The R-value of insulation is a quantitative measure of its ability to retard heat transfer into and out of a structure. If you’re considering getting new vinyl siding for your house, you need to be familiar with this term inside and out. When doing research, you might have come across this term. The experts at CMB Edison Stucco & EIFS can help you learn more about vinyl siding, R-value and other considerations when selecting a new exterior for your home.
Acquiring an R-Value of Understanding
When there is sufficient insulation inside and outside a building, neither air nor moisture can escape or enter. A material’s ability to restrict heat flow is quantified by its “R” value. A material’s ability to resist heat flow is measured by placing it between two plates and referring to a concept known as the R-factor.
Laboratory tests are performed on a square foot of material one inch thick and one square foot in area. The exterior surfaces of the material are a degree cooler than the interior. The heat flow rate in BTU/h can determine the material’s thermal conductivity.
The R-value is obtained by multiplying the R-factor by the thickness of the material. The R-value of insulation depends on its thickness and R-factor; for instance, if the R-factor is 2 and the thickness is 1.5 inches, the R-value is 3. The R-value of a material measures how well it prevents heat from escaping and keeps cold air out during the winter and how well it retains heat during the summer.
When asked what comes to mind when they hear the word “insulation,” most people picture a roll of smooth fiberglass or spray foam applied to the walls. Although effective, this insulation may still allow air leakage, leading to higher-than-necessary heating and cooling costs.
Wall insulation is typically installed in the cavities between studs rather than in them. Studs may take up about a quarter of a home’s wall space. The transfer of heat from the inside to the outside of your house due to these barriers is called thermal bridging. These energy leaks may be wasting money and preventing your home from being as warm as it could be.
Heat-Resistant Vinyl Used Indoors
Exterior insulated vinyl siding protects these studs and other areas from heat transfer and drafts, thereby reducing energy loss. Premium insulated vinyl siding has an R-value between 2.0 and 4.0. This, however, may change based on the type, brand, and size of siding that is ultimately chosen.
Most vinyl siding has an R-value of 0.61. Whether or not it is insulated, high-quality vinyl siding has a higher R-value than a wide variety of other building materials. Here are some typical R-values for standard construction supplies:
Fiber cement – 0.37
Stucco – 0.40
Brick veneer –0.44
Stone veneer – 0.11
Communicating your needs and desired aesthetic with a seasoned contractor can help you better understand siding R-value and identify which material may be best for you.
Additional Benefits of Vinyl Siding
Standard vinyl siding and insulated vinyl siding have several advantages, including a higher R-value that can help your home become more energy efficient.
Cleaning vinyl siding is as easy as spraying it down with water and a mild detergent, as opposed to painting, caulking, or staining it. Because it doesn’t require any upkeep, it also has a low maintenance cost.
High-quality vinyl siding can weather everything from direct sunlight to heavy snowfall without showing any wear.

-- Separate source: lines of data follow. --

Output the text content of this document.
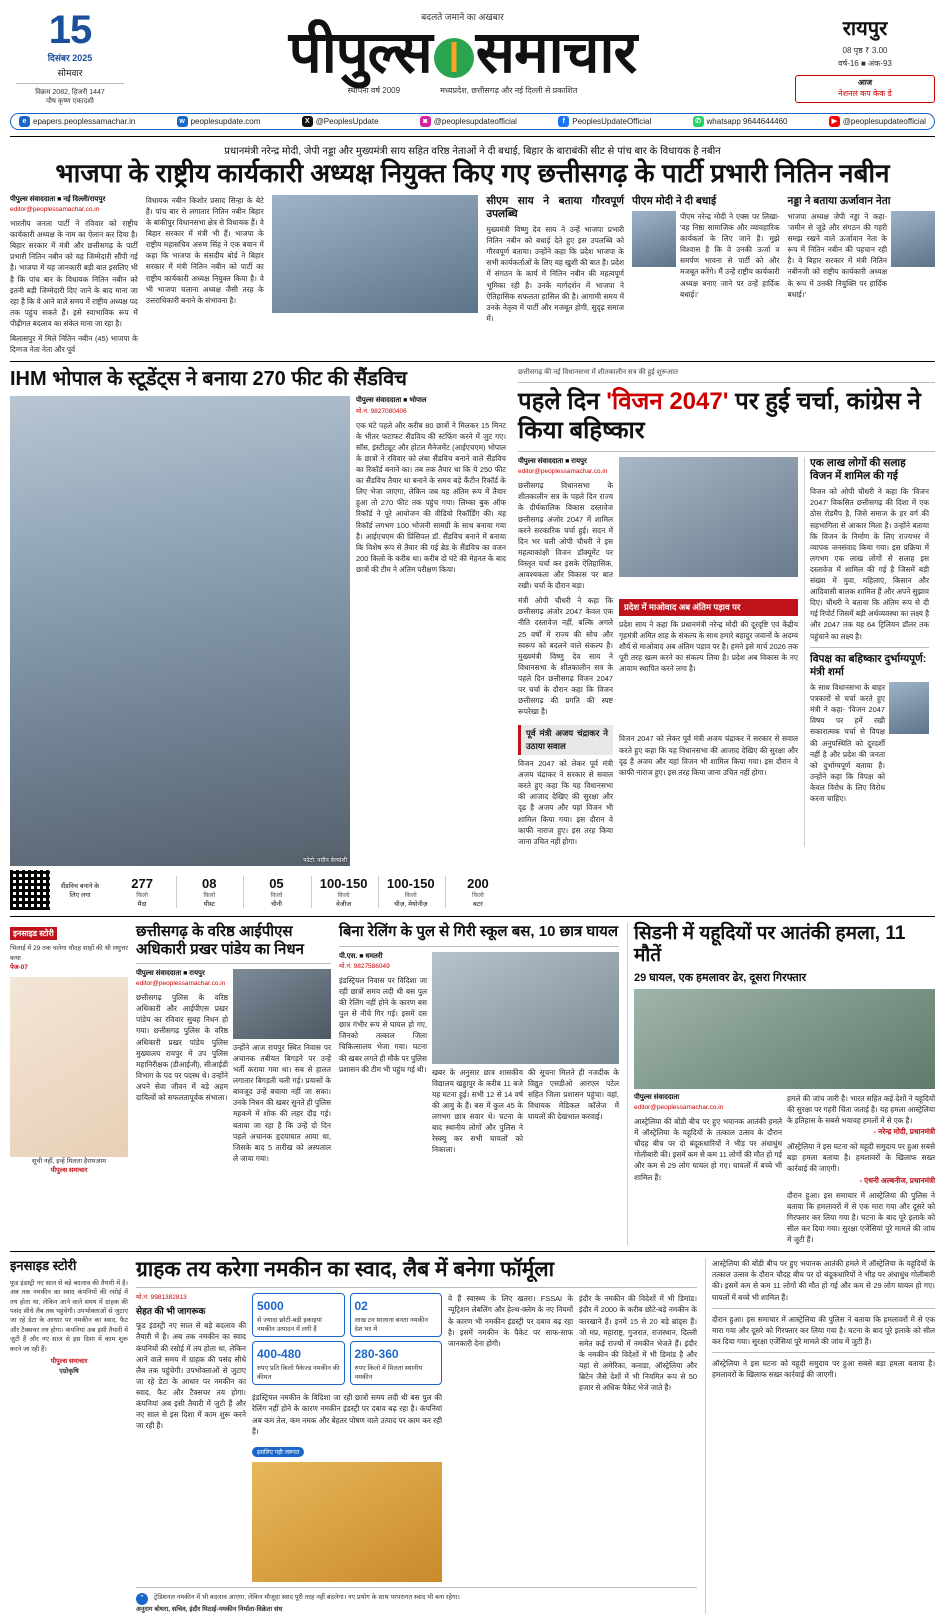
15
दिसंबर 2025
सोमवार
विक्रम 2082, हिजरी 1447
पौष कृष्ण एकादशी
बदलते जमाने का अखबार
पीपुल्स समाचार
स्थापना वर्ष 2009	मध्यप्रदेश, छत्तीसगढ़ और नई दिल्ली से प्रकाशित
रायपुर
08 पृष्ठ ₹ 3.00
वर्ष-16 ■ अंक-93
आज
नेशनल कप केक डे
e epapers.peoplessamachar.in	w peoplesupdate.com	X @PeoplesUpdate	◙ @peoplesupdateofficial	f PeoplesUpdateOfficial	✆ whatsapp 9644644460	▶ @peoplesupdateofficial
प्रधानमंत्री नरेन्द्र मोदी, जेपी नड्डा और मुख्यमंत्री साय सहित वरिष्ठ नेताओं ने दी बधाई, बिहार के बाराबंकी सीट से पांच बार के विधायक है नबीन
भाजपा के राष्ट्रीय कार्यकारी अध्यक्ष नियुक्त किए गए छत्तीसगढ़ के पार्टी प्रभारी नितिन नबीन
पीपुल्स संवाददाता ■ नई दिल्ली/रायपुर
editor@peoplessamachar.co.in
भारतीय जनता पार्टी ने रविवार को राष्ट्रीय कार्यकारी अध्यक्ष के नाम का ऐलान कर दिया है। बिहार सरकार में मंत्री और छत्तीसगढ़ के पार्टी प्रभारी नितिन नबीन को यह जिम्मेदारी सौंपी गई है। भाजपा में यह जानकारी बड़ी बात इसलिए भी है कि पांच बार के विधायक नितिन नबीन को इतनी बड़ी जिम्मेदारी दिए जाने के बाद माना जा रहा है कि वे आने वाले समय में राष्ट्रीय अध्यक्ष पद तक पहुंच सकते हैं। इसे स्वाभाविक रूप में पीढ़ीगत बदलाव का संकेत माना जा रहा है।
बिलासपुर में मिले नितिन नबीन (45) भाजपा के दिग्गज नेता नेता और पूर्व
विधायक नबीन किशोर प्रसाद सिन्हा के बेटे हैं। पांच बार से लगातार नितिन नबीन बिहार के बांकीपुर विधानसभा क्षेत्र से विधायक हैं। वे बिहार सरकार में मंत्री भी हैं। भाजपा के राष्ट्रीय महासचिव अरुण सिंह ने एक बयान में कहा कि भाजपा के संसदीय बोर्ड ने बिहार सरकार में मंत्री नितिन नबीन को पार्टी का राष्ट्रीय कार्यकारी अध्यक्ष नियुक्त किया है। वे भी भाजपा चलाना अध्यक्ष जैसी तरह के उत्तराधिकारी बनाने के संभावना है।
सीएम साय ने बताया गौरवपूर्ण उपलब्धि
मुख्यमंत्री विष्णु देव साय ने उन्हें भाजपा प्रभारी नितिन नबीन को बधाई देते हुए इस उपलब्धि को गौरवपूर्ण बताया। उन्होंने कहा कि प्रदेश भाजपा के सभी कार्यकर्ताओं के लिए यह खुशी की बात है। प्रदेश में संगठन के कार्य में नितिन नबीन की महत्वपूर्ण भूमिका रही है। उनके मार्गदर्शन में भाजपा ने ऐतिहासिक सफलता हासिल की है। आगामी समय में उनके नेतृत्व में पार्टी और मजबूत होगी, सुदृढ़ समाज में।
पीएम मोदी ने दी बधाई
पीएम नरेन्द्र मोदी ने एक्स पर लिखा- 'वह निष्ठा सामाजिक और व्यावहारिक कार्यकर्ता के लिए जाने है। मुझे विश्वास है कि वे उनकी ऊर्जा व समर्पण भावना से पार्टी को और मजबूत करेंगे। मैं उन्हें राष्ट्रीय कार्यकारी अध्यक्ष बनाए जाने पर उन्हें हार्दिक बधाई।'
नड्डा ने बताया ऊर्जावान नेता
भाजपा अध्यक्ष जेपी नड्डा ने कहा- 'जमीन से जुड़े और संगठन की गहरी समझ रखने वाले ऊर्जावान नेता के रूप में नितिन नबीन की पहचान रही है। वे बिहार सरकार में मंत्री नितिन नबीनजी को राष्ट्रीय कार्यकारी अध्यक्ष के रूप में उनकी नियुक्ति पर हार्दिक बधाई।'
IHM भोपाल के स्टूडेंट्स ने बनाया 270 फीट की सैंडविच
फोटो: नवीन बेलवंशी
पीपुल्स संवाददाता ■ भोपाल
मो.नं. 9827080406
एक घंटे पहले और करीब 80 छात्रों ने मिलकर 15 मिनट के भीतर फटाफट सैंडविच की स्टफिंग करने में जुट गए। सॉस, इंस्टीट्यूट और होटल मैनेजमेंट (आईएचएम) भोपाल के छात्रों ने रविवार को लंबा सैंडविच बनाने वाले सैंडविच का रिकॉर्ड बनाने का। तब तक तैयार था कि ये 250 फीट का सैंडविच तैयार था बनाने के समय बड़े कैंटीन रिकॉर्ड के लिए भेजा जाएगा, लेकिन जब यह अंतिम रूप में तैयार हुआ तो 270 फीट तक पहुंच गया। लिम्का बुक ऑफ रिकॉर्ड ने पूरे आयोजन की वीडियो रिकॉर्डिंग की। यह रिकॉर्ड लगभग 100 भोजनी सामग्री के साथ बनाया गया है। आईएचएम की प्रिंसिपल डॉ. सैंडविच बनाने में बनाया कि विशेष रूप से तैयार की गई ब्रेड के सैंडविच का वजन 200 किलो के करीब था। करीब दो घंटे की मेहनत के बाद छात्रों की टीम ने अंतिम परीक्षण किया।
सैंडविच बनाने के लिए लगा
277
किलो
मैदा
08
किलो
यीस्ट
05
किलो
चीनी
100-150
किलो
वेजीज
100-150
किलो
चीज़, मेयोनीज़
200
किलो
बटर
छत्तीसगढ़ की नई विधानसभा में शीतकालीन सत्र की हुई शुरूआत
पहले दिन 'विजन 2047' पर हुई चर्चा, कांग्रेस ने किया बहिष्कार
पीपुल्स संवाददाता ■ रायपुर
editor@peoplessamachar.co.in
छत्तीसगढ़ विधानसभा के शीतकालीन सत्र के पहले दिन राज्य के दीर्घकालिक विकास दस्तावेज छत्तीसगढ़ अंजोर 2047 में शामिल करने सरकारिक चर्चा हुई। सदन में दिन भर चली ओपी चौधरी ने इस महत्वाकांक्षी विजन डॉक्यूमेंट पर विस्तृत चर्चा कर इसके ऐतिहासिक, आवश्यकता और विकास पर बात रखी। चर्चा के दौरान बड़ा।
मंत्री ओपी चौधरी ने कहा कि छत्तीसगढ़ अंजोर 2047 केवल एक नीति दस्तावेज नहीं, बल्कि अगले 25 वर्षों में राज्य की सोच और स्वरूप को बदलने वाले संकल्प है। मुख्यमंत्री विष्णु देव साय ने विधानसभा के शीतकालीन सत्र के पहले दिन छत्तीसगढ़ विजन 2047 पर चर्चा के दौरान कहा कि विजन छत्तीसगढ़ की प्रगति की स्पष्ट रूपरेखा है।
प्रदेश में माओवाद अब अंतिम पड़ाव पर
प्रदेश साय ने कहा कि प्रधानमंत्री नरेन्द्र मोदी की दूरदृष्टि एवं केंद्रीय गृहमंत्री अमित शाह के संकल्प के साथ हमारे बहादुर जवानों के अदम्य शौर्य से माओवाद अब अंतिम पड़ाव पर है। हमने इसे मार्च 2026 तक पूरी तरह खत्म करने का संकल्प लिया है। प्रदेश अब विकास के नए आयाम स्थापित करने लगा है।
पूर्व मंत्री अजय चंद्राकर ने उठाया सवाल
विजन 2047 को लेकर पूर्व मंत्री अजय चंद्राकर ने सरकार से सवाल करते हुए कहा कि यह विधानसभा की आजाद देखिए की सुरक्षा और दृढ़ है अजय और यहां विजन भी शामिल किया गया। इस दौरान वे काफी नाराज हुए। इस तरह किया जाना उचित नहीं होगा।
विजन 2047 को लेकर पूर्व मंत्री अजय चंद्राकर ने सरकार से सवाल करते हुए कहा कि यह विधानसभा की आजाद देखिए की सुरक्षा और दृढ़ है अजय और यहां विजन भी शामिल किया गया। इस दौरान वे काफी नाराज हुए। इस तरह किया जाना उचित नहीं होगा।
एक लाख लोगों की सलाह विजन में शामिल की गई
विजन को ओपी चौधरी ने कहा कि 'विजन 2047' विकसित छत्तीसगढ़ की दिशा में एक ठोस रोडमैप है, जिसे समाज के हर वर्ग की सहभागिता से आकार मिला है। उन्होंने बताया कि विजन के निर्माण के लिए राज्यभर में व्यापक जनसंवाद किया गया। इस प्रक्रिया में लगभग एक लाख लोगों से सलाह इस दस्तावेज में शामिल की गई है जिसमें बड़ी संख्या में युवा, महिलाएं, किसान और आदिवासी बालक शामिल हैं और अपने सुझाव दिए। चौधरी ने बताया कि अंतिम रूप से दी गई रिपोर्ट जिसमें बड़ी अर्थव्यवस्था का लक्ष्य है और 2047 तक यह 64 ट्रिलियन डॉलर तक पहुंचाने का लक्ष्य है।
विपक्ष का बहिष्कार दुर्भाग्यपूर्ण: मंत्री शर्मा
के साथ विधानसभा के बाहर पत्रकारों से चर्चा करते हुए मंत्री ने कहा- 'विजन 2047 विषय पर हमें रखी सकारात्मक चर्चा से विपक्ष की अनुपस्थिति को दूरदर्शी नहीं है और प्रदेश की जनता को दुर्भाग्यपूर्ण बताया है। उन्होंने कहा कि विपक्ष को केवल विरोध के लिए विरोध करना चाहिए।
इनसाइड स्टोरी
भिलाई में 29 तक चलेगा चौदह शाहों की श्री लघुत्तर कथा
पेज-07
सूची नहीं, इन्हें मिलता हैरामआम
पीपुल्स समाचार
छत्तीसगढ़ के वरिष्ठ आईपीएस अधिकारी प्रखर पांडेय का निधन
पीपुल्स संवाददाता ■ रायपुर
editor@peoplessamachar.co.in
छत्तीसगढ़ पुलिस के वरिष्ठ अधिकारी और आईपीएस प्रखर पांडेय का रविवार सुबह निधन हो गया। छत्तीसगढ़ पुलिस के वरिष्ठ अधिकारी प्रखर पांडेय पुलिस मुख्यालय रायपुर में उप पुलिस महानिरीक्षक (डीआईजी), सीआईडी विभाग के पद पर पदस्थ थे। उन्होंने अपने सेवा जीवन में बड़े अहम दायित्वों को सफलतापूर्वक संभाला।
उन्होंने आज रायपुर स्थित निवास पर अचानक तबीयत बिगड़ने पर उन्हें भर्ती कराया गया था। सब से हालत लगातार बिगड़ती चली गई। प्रयासों के बावजूद उन्हें बचाया नहीं जा सका। उनके निधन की खबर सुनते ही पुलिस महकमे में शोक की लहर दौड़ गई। बताया जा रहा है कि उन्हें दो दिन पहले अचानक हृदयाघात आया था, जिसके बाद 5 तारीख को अस्पताल ले जाया गया।
बिना रेलिंग के पुल से गिरी स्कूल बस, 10 छात्र घायल
पी.एस. ■ धमतरी
मो.नं. 9827586049
इंडस्ट्रियल निवास पर विदिशा जा रही छात्रों समय लदी थी बस पुल की रेलिंग नहीं होने के कारण बस पुल से नीचे गिर गई। इसमें दस छात्र गंभीर रूप से घायल हो गए, जिनको तत्काल जिला चिकित्सालय भेजा गया। घटना की खबर लगते ही मौके पर पुलिस प्रशासन की टीम भी पहुंच गई थी। खबर के अनुसार छात्र शासकीय विद्यालय खड्डापुर के करीब 11 बजे यह घटना हुई। सभी 12 से 14 वर्ष की आयु के हैं। बस में कुल 45 के लगभग छात्र सवार थे। घटना के बाद स्थानीय लोगों और पुलिस ने रेस्क्यू कर सभी घायलों को निकाला।
की सूचना मिलते ही नजदीक के विद्युत एसडीओ आरएल पटेल सहित जिला प्रशासन पहुंचा। वहां, विधायक मेडिकल कॉलेज में घायलों की देखभाल करवाई।
सिडनी में यहूदियों पर आतंकी हमला, 11 मौतें
29 घायल, एक हमलावर ढेर, दूसरा गिरफ्तार
पीपुल्स संवाददाता
editor@peoplessamachar.co.in
आस्ट्रेलिया की बोंडी बीच पर हुए भयानक आतंकी हमले में ऑस्ट्रेलिया के यहूदियों के तत्काल उत्सव के दौरान चौदह बीच पर दो बंदूकधारियों ने भीड़ पर अंधाधुंध गोलीबारी की। इसमें कम से कम 11 लोगों की मौत हो गई और कम से 29 लोग घायल हो गए। घायलों में बच्चे भी शामिल हैं।
हमले की जांच जारी है। भारत सहित कई देशों ने यहूदियों की सुरक्षा पर गहरी चिंता जताई है। यह हमला आस्ट्रेलिया के इतिहास के सबसे भयावह हमलों में से एक है।
- नरेन्द्र मोदी, प्रधानमंत्री
ऑस्ट्रेलिया ने इस घटना को यहूदी समुदाय पर हुआ सबसे बड़ा हमला बताया है। हमलावरों के खिलाफ सख्त कार्रवाई की जाएगी।
- एंथनी अल्बनीज, प्रधानमंत्री
दौरान हुआ। इस समाचार में आस्ट्रेलिया की पुलिस ने बताया कि हमलावरों में से एक मारा गया और दूसरे को गिरफ्तार कर लिया गया है। घटना के बाद पूरे इलाके को सील कर दिया गया। सुरक्षा एजेंसियां पूरे मामले की जांच में जुटी हैं।
इनसाइड स्टोरी
फूड इंडस्ट्री नए साल से बड़े बदलाव की तैयारी में है। अब तक नमकीन का स्वाद कंपनियों की रसोई में तय होता था, लेकिन आने वाले समय में ग्राहक की पसंद सीधे लैब तक पहुंचेगी। उपभोक्ताओं से जुटाए जा रहे डेटा के आधार पर नमकीन का स्वाद, फैट और टैक्सचर तय होगा। कंपनियां अब इसी तैयारी में जुटी हैं और नए साल से इस दिशा में काम शुरू करने जा रही हैं।
पीपुल्स समाचार
एग्रोकृषि
ग्राहक तय करेगा नमकीन का स्वाद, लैब में बनेगा फॉर्मूला
मो.नं. 9981382813
सेहत की भी जागरूक
फूड इंडस्ट्री नए साल से बड़े बदलाव की तैयारी में है। अब तक नमकीन का स्वाद कंपनियों की रसोई में तय होता था, लेकिन आने वाले समय में ग्राहक की पसंद सीधे लैब तक पहुंचेगी। उपभोक्ताओं से जुटाए जा रहे डेटा के आधार पर नमकीन का स्वाद, फैट और टैक्सचर तय होगा। कंपनियां अब इसी तैयारी में जुटी हैं और नए साल से इस दिशा में काम शुरू करने जा रही हैं।
5000
से ज्यादा छोटी-बड़ी इकाइयां नमकीन उत्पादन में लगी हैं
02
लाख टन सालाना बनता नमकीन देश भर में
400-480
रुपए प्रति किलो पैकेज्ड नमकीन की कीमत
280-360
रुपए किलो में मिलता स्थानीय नमकीन
इंडस्ट्रियल नमकीन के विदिशा जा रही छात्रों समय लदी थी बस पुल की रेलिंग नहीं होने के कारण नमकीन इंडस्ट्री पर दबाव बढ़ रहा है। कंपनियां अब कम तेल, कम नमक और बेहतर पोषण वाले उत्पाद पर काम कर रही हैं।
इसलिए पड़ी जरूरत
वे हैं स्वास्थ्य के लिए खतरा। FSSAI के न्यूट्रिशन लेबलिंग और हेल्थ-क्लेम के नए नियमों के कारण भी नमकीन इंडस्ट्री पर दबाव बढ़ रहा है। इसमें नमकीन के पैकेट पर साफ-साफ जानकारी देना होगी।
इंदौर के नमकीन की विदेशों में भी डिमांड। इंदौर में 2000 के करीब छोटे-बड़े नमकीन के कारखाने हैं। इनमें 15 से 20 बड़े ब्रांड्स हैं। जो मप्र, महाराष्ट्र, गुजरात, राजस्थान, दिल्ली समेत कई राज्यों में नमकीन भेजते हैं। इंदौर के नमकीन की विदेशों में भी डिमांड है और यहां से अमेरिका, कनाडा, ऑस्ट्रेलिया और ब्रिटेन जैसे देशों में भी नियमित रूप से 50 हजार से अधिक पैकेट भेजे जाते हैं।
”	ट्रेडिशनल नमकीन में भी बदलाव आएगा, लेकिन मौजूदा स्वाद पूरी तरह नहीं बदलेगा। नए प्रयोग के साथ परंपरागत स्वाद भी बना रहेगा।
अनुराग बोथरा, सचिव, इंदौर मिठाई-नमकीन निर्माता-विक्रेता संघ
आस्ट्रेलिया की बोंडी बीच पर हुए भयानक आतंकी हमले में ऑस्ट्रेलिया के यहूदियों के तत्काल उत्सव के दौरान चौदह बीच पर दो बंदूकधारियों ने भीड़ पर अंधाधुंध गोलीबारी की। इसमें कम से कम 11 लोगों की मौत हो गई और कम से 29 लोग घायल हो गए। घायलों में बच्चे भी शामिल हैं।
दौरान हुआ। इस समाचार में आस्ट्रेलिया की पुलिस ने बताया कि हमलावरों में से एक मारा गया और दूसरे को गिरफ्तार कर लिया गया है। घटना के बाद पूरे इलाके को सील कर दिया गया। सुरक्षा एजेंसियां पूरे मामले की जांच में जुटी हैं।
ऑस्ट्रेलिया ने इस घटना को यहूदी समुदाय पर हुआ सबसे बड़ा हमला बताया है। हमलावरों के खिलाफ सख्त कार्रवाई की जाएगी।
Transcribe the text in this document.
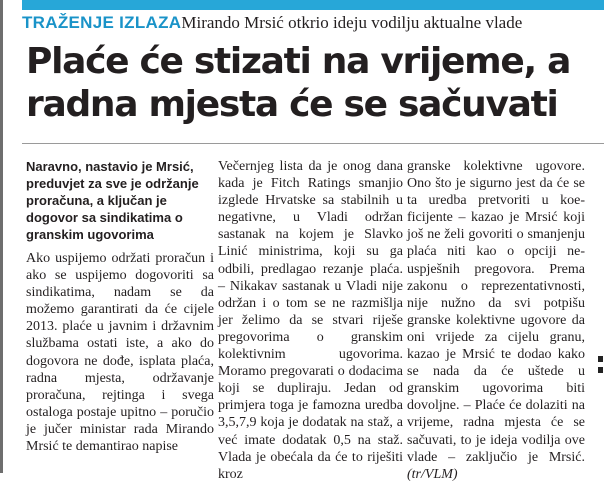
TRAŽENJE IZLAZAMirando Mrsić otkrio ideju vodilju aktualne vlade
Plaće će stizati na vrijeme, a
radna mjesta će se sačuvati

Naravno, nastavio je Mrsić, preduvjet za sve je održanje proračuna, a ključan je dogovor sa sindikatima o granskim ugovorima

Ako uspijemo održati proračun i ako se uspijemo dogovoriti sa sindikatima, nadam se da možemo garantirati da će cijele 2013. plaće u javnim i državnim službama ostati iste, a ako do dogovora ne dođe, isplata plaća, radna mjesta, održavanje proračuna, rejtinga i svega ostaloga postaje upitno – poručio je jučer ministar rada Mirando Mrsić te demantirao napise

Večernjeg lista da je onog dana kada je Fitch Ratings smanjio izglede Hrvatske sa stabilnih u negativne, u Vladi održan sastanak na kojem je Slavko Linić ministrima, koji su ga odbili, predlagao rezanje plaća. – Nikakav sastanak u Vladi nije održan i o tom se ne razmišlja jer želimo da se stvari riješe pregovorima o granskim kolektivnim ugovorima. Moramo pregovarati o dodacima koji se dupliraju. Jedan od primjera toga je famozna uredba 3,5,7,9 koja je dodatak na staž, a već imate dodatak 0,5 na staž. Vlada je obećala da će to riješiti kroz

granske kolektivne ugovore. Ono što je sigurno jest da će se ta uredba pretvoriti u koeficijente – kazao je Mrsić koji još ne želi govoriti o smanjenju plaća niti kao o opciji neuspješnih pregovora. Prema zakonu o reprezentativnosti, nije nužno da svi potpišu granske kolektivne ugovore da oni vrijede za cijelu granu, kazao je Mrsić te dodao kako se nada da će uštede u granskim ugovorima biti dovoljne. – Plaće će dolaziti na vrijeme, radna mjesta će se sačuvati, to je ideja vodilja ove vlade – zaključio je Mrsić. (tr/VLM)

To top it all off, it is resistant to insects and moisture so it won’t rot.
Vinyl siding can be purchased in various colors and styles that mimic other materials, such as wood and stone. It can be used for multiple outdoor tasks thanks to its adaptability.
Since first impressions are so important, it is equally important that the siding’s curb appeal be high in quality as it is insulated well and has a high R-value. Vinyl siding installation can benefit a home’s curb appeal and resale value. Installing vinyl siding is brilliant if you want your home to look unique or if you intend to sell it shortly.